Ciascuna di queste cellule è in grado di inviare uno stimolo, corrispondente a un “suono”, lievemente differente al cervello; sono un po’ come la tastiera di un pianoforte: ciascun tasto produce un suono diverso e crescente, spostandoci da sinistra verso destra. Per esemplificare, possiamo dire che più o meno lo stesso accade nella coclea, dove i recettori dell’organo del Corti sono disposti in progressione all’interno di essa su di una scala che ascende, avvolgendosi intorno a un modiolo, e percepiscono e trasmettono suoni di tonalità crescente. Il nostro cervello, e in particolare alcune aree presenti nel lobo temporale (corrispondente alla porzione del cranio denominata “tempia”), ha il compito di ricevere e discriminare questi suoni, anche attraverso un confronto con le informazioni ricevute precedentemente e ritenute in memoria (come, ad esempio, i fonemi che compongono le parole).

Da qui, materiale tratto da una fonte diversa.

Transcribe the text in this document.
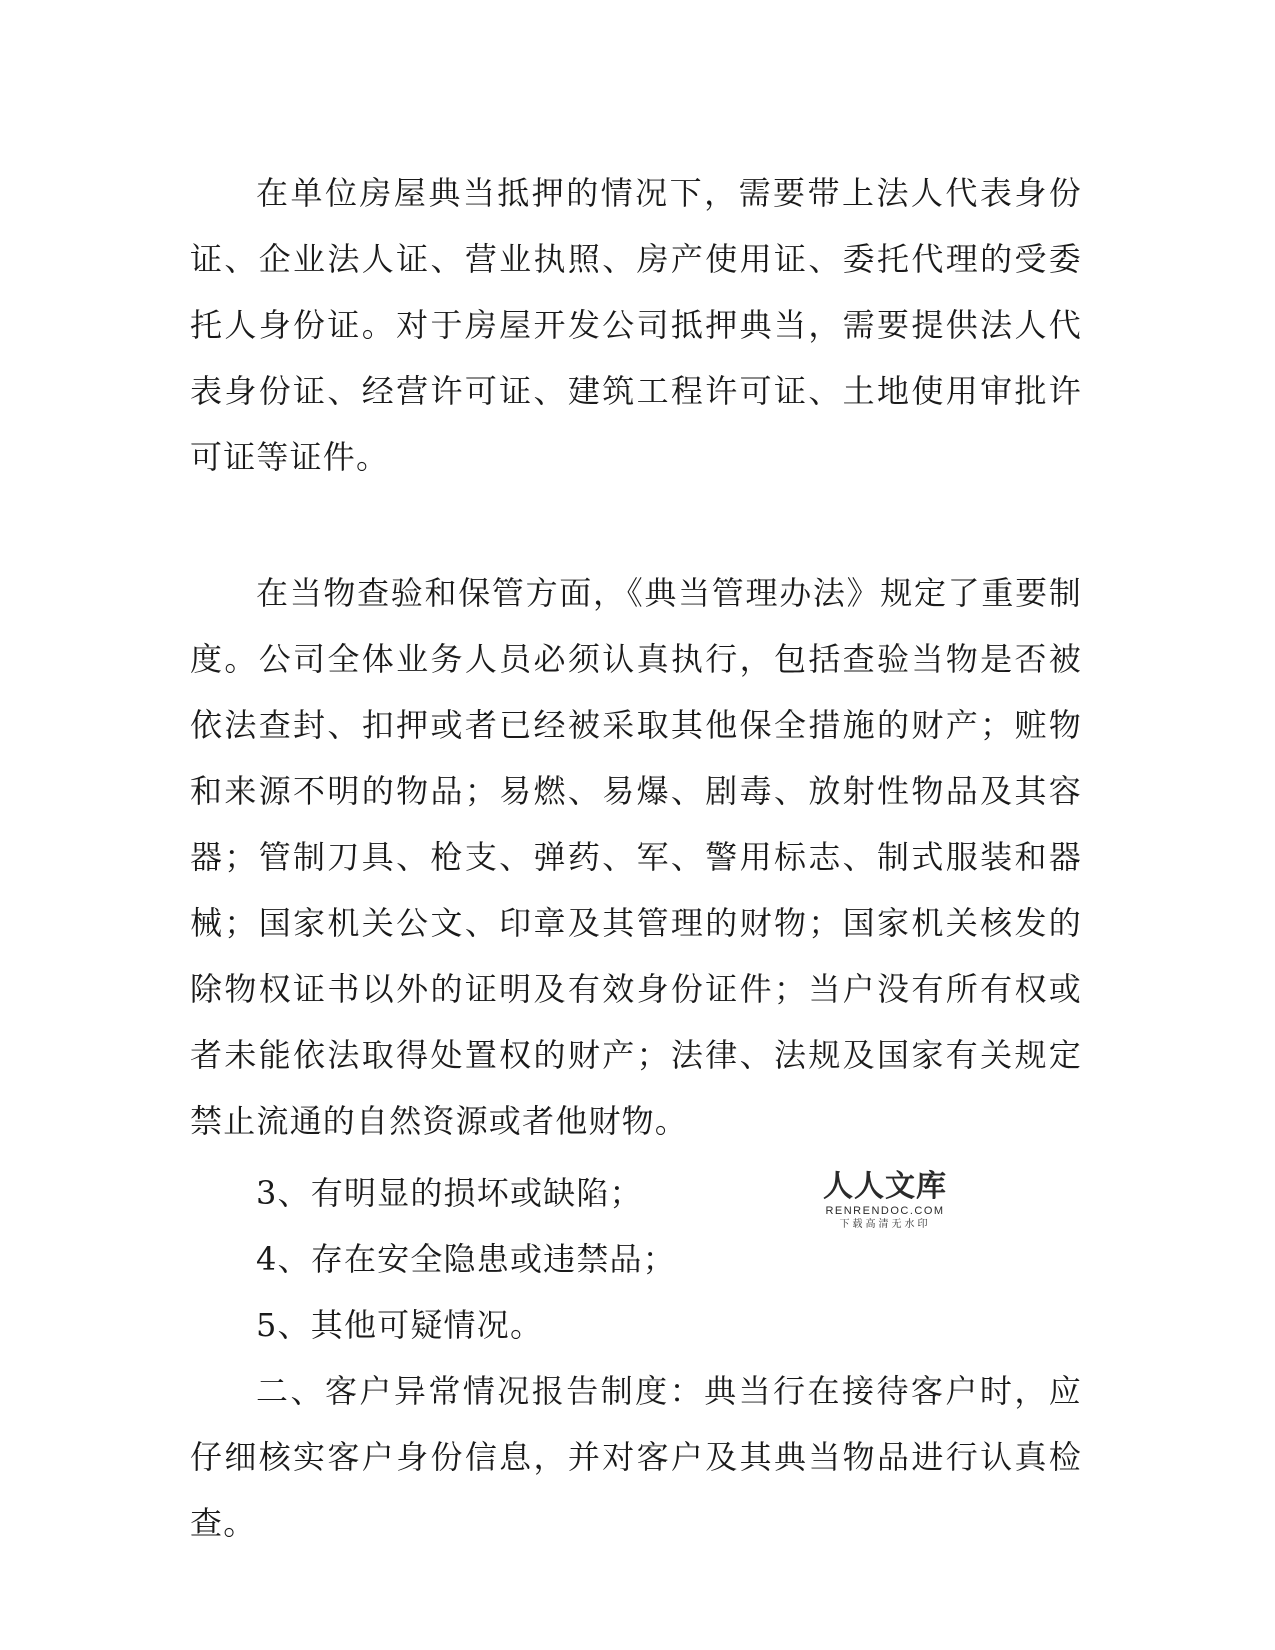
在单位房屋典当抵押的情况下，需要带上法人代表身份证、企业法人证、营业执照、房产使用证、委托代理的受委托人身份证。对于房屋开发公司抵押典当，需要提供法人代表身份证、经营许可证、建筑工程许可证、土地使用审批许可证等证件。

在当物查验和保管方面，《典当管理办法》规定了重要制度。公司全体业务人员必须认真执行，包括查验当物是否被依法查封、扣押或者已经被采取其他保全措施的财产；赃物和来源不明的物品；易燃、易爆、剧毒、放射性物品及其容器；管制刀具、枪支、弹药、军、警用标志、制式服装和器械；国家机关公文、印章及其管理的财物；国家机关核发的除物权证书以外的证明及有效身份证件；当户没有所有权或者未能依法取得处置权的财产；法律、法规及国家有关规定禁止流通的自然资源或者他财物。

3、有明显的损坏或缺陷；

4、存在安全隐患或违禁品；

5、其他可疑情况。

二、客户异常情况报告制度：典当行在接待客户时，应仔细核实客户身份信息，并对客户及其典当物品进行认真检查。

人人文库
RENRENDOC.COM
下载高清无水印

Il problema principale è che queste strutture – che iniziano a formarsi durante le prime settimane di sviluppo embrionale – laddove danneggiate (per traumi, forti stress, fenomeni degenerativi, agenti tossici o altro ancora, inclusa la degenerazione senile) non sono in grado di rigenerarsi e la perdita sensoriale subita dall’individuo è pertanto irreversibile, determinando a lungo andare l’esigenza di impiantare una protesi con l’obiettivo di recuperare parte della capacità uditiva persa e, con essa, migliorare la propria qualità di vita.

Il progresso bioingegneristico avutosi nel campo delle protesi acustiche oggi consente a molti soggetti affetti da severa ipoacusia di ritornare a sentire in modo decente. La conoscenza anatomica di queste strutture (ovviamente in maniera molto più approfondita di quanto non riassunto in queste poche righe) sta ovviamente alla base di queste innovazioni tecnologiche.